“I was going to start this review by gushing, but that changed after Googling for this book and reading some of the news items related to the book and its author. But I’m getting ahead of myself.
___What the book is about: Author James Frey’s true-to-life addiction to crack, leading to a life of crime, and leading to a grueling six weeks he spent battling it (and conquering it) at a rehab center, with the aid of colorful supporting characters, among them another addict named Lilly whom he falls in love with.
___Why the book rocks: It’s written in a grim, gritty, often repetitious first-person point-of-view, but delivers a wallop with its valorous attempt at describing what infinite addiction and infinite rage are like, using finite words.
___The story pulls you into the writer’s head– you become James Frey, you feel as he felt, and experience things as he does while reading the book. And it’s a memoir– meaning it’s all true. (SUPPOSEDLY.)
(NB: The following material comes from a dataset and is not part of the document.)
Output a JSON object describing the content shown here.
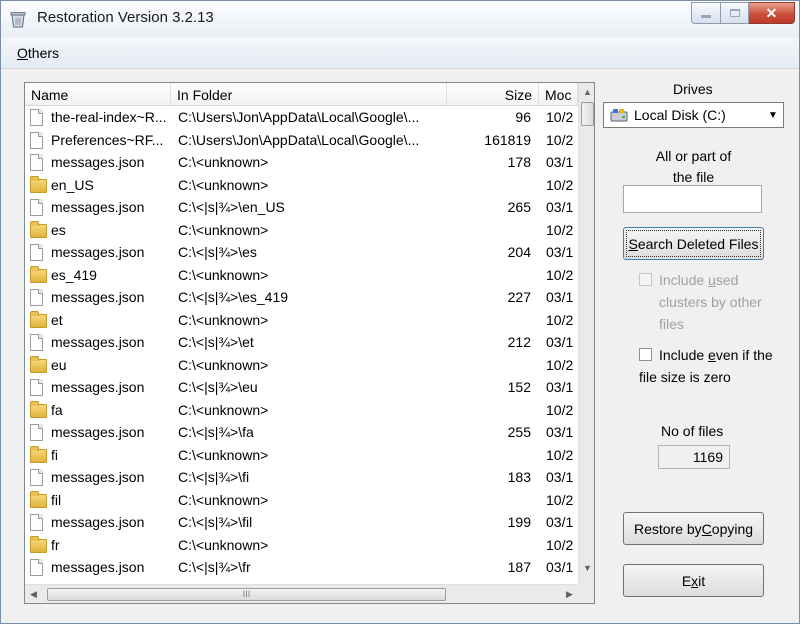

___Why this book suddenly sucks: Turns out Frey embellished. A lot. Which, you know, is perfectly forgiveable because if adding on to the story aids it, then why not? Well… except for the fact that it’s touted as a non-fiction book. A memoir for goodness’ sake. And for the fact that Frey himself has said numerous times in many interviews that the book is truthful.
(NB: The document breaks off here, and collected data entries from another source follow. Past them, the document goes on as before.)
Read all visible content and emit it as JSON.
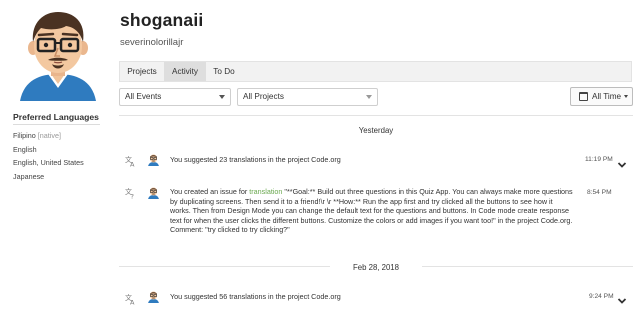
{
  "profile": {
    "username": "shoganaii",
    "full_name": "severinolorillajr"
  },
  "sidebar": {
    "languages_title": "Preferred Languages",
    "languages": [
      {
        "name": "Filipino",
        "tag": "[native]"
      },
      {
        "name": "English",
        "tag": ""
      },
      {
        "name": "English, United States",
        "tag": ""
      },
      {
        "name": "Japanese",
        "tag": ""
      }
    ]
  },
  "tabs": [
    {
      "label": "Projects",
      "active": false
    },
    {
      "label": "Activity",
      "active": true
    },
    {
      "label": "To Do",
      "active": false
    }
  ],
  "filters": {
    "events": "All Events",
    "projects": "All Projects",
    "time": "All Time"
  },
  "feed": {
    "sections": [
      {
        "date": "Yesterday",
        "items": [
          {
            "icon": "translate-icon",
            "text": "You suggested 23 translations in the project Code.org",
            "time": "11:19 PM",
            "expandable": true
          },
          {
            "icon": "issue-icon",
            "text_before": "You created an issue for ",
            "link": "translation",
            "text_after": " \"**Goal:** Build out three questions in this Quiz App. You can always make more questions by duplicating screens. Then send it to a friend!\\r \\r **How:** Run the app first and try clicked all the buttons to see how it works. Then from Design Mode you can change the default text for the questions and buttons. In Code mode create response text for when the user clicks the different buttons. Customize the colors or add images if you want too!\" in the project Code.org.",
            "comment": "Comment: \"try clicked to try clicking?\"",
            "time": "8:54 PM",
            "expandable": false
          }
        ]
      },
      {
        "date": "Feb 28, 2018",
        "items": [
          {
            "icon": "translate-icon",
            "text": "You suggested 56 translations in the project Code.org",
            "time": "9:24 PM",
            "expandable": true
          }
        ]
      }
    ]
  },
  "colors": {
    "link": "#6aa84f",
    "tab_active": "#dedede",
    "tab_bar": "#f2f2f2",
    "avatar_bg": "#7ec8e3",
    "shirt": "#2f7bbf"
  }
}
___Except investigative website The Smoking Gun has uncovered proof that Frey made up most of his “Criminal” career to make himself look worse than he really was. Crucial events such as his arrest in Ohio aren’t corroborated by actual records. And well, it turns out Frey was originally shopping this book around as fiction and consequently rejected by publishers numerous times, before some rewrites and a major overhaul into a “memoir” got it into Doubleday. Read The Smoking Gun’s loooong exposé on Frey here. (http://www.thesmokinggun.com/archive/0104061jamesfrey1.html)
___The reason why it’s such a betrayal? The appeal of the book is precisely in the reader thinking “this actually happened to someone for real.” Once that thought is over-ridden by copious amounts of embellishment, it loses its zest.
___And yet. If simply for the psychological hurdles and the way Frey wrote of the addiction he was dealing with, the book still possesses a power all its own. Of course that’s if you can get past the lies.”
acid42 wrote this review Monday, October 8 2007.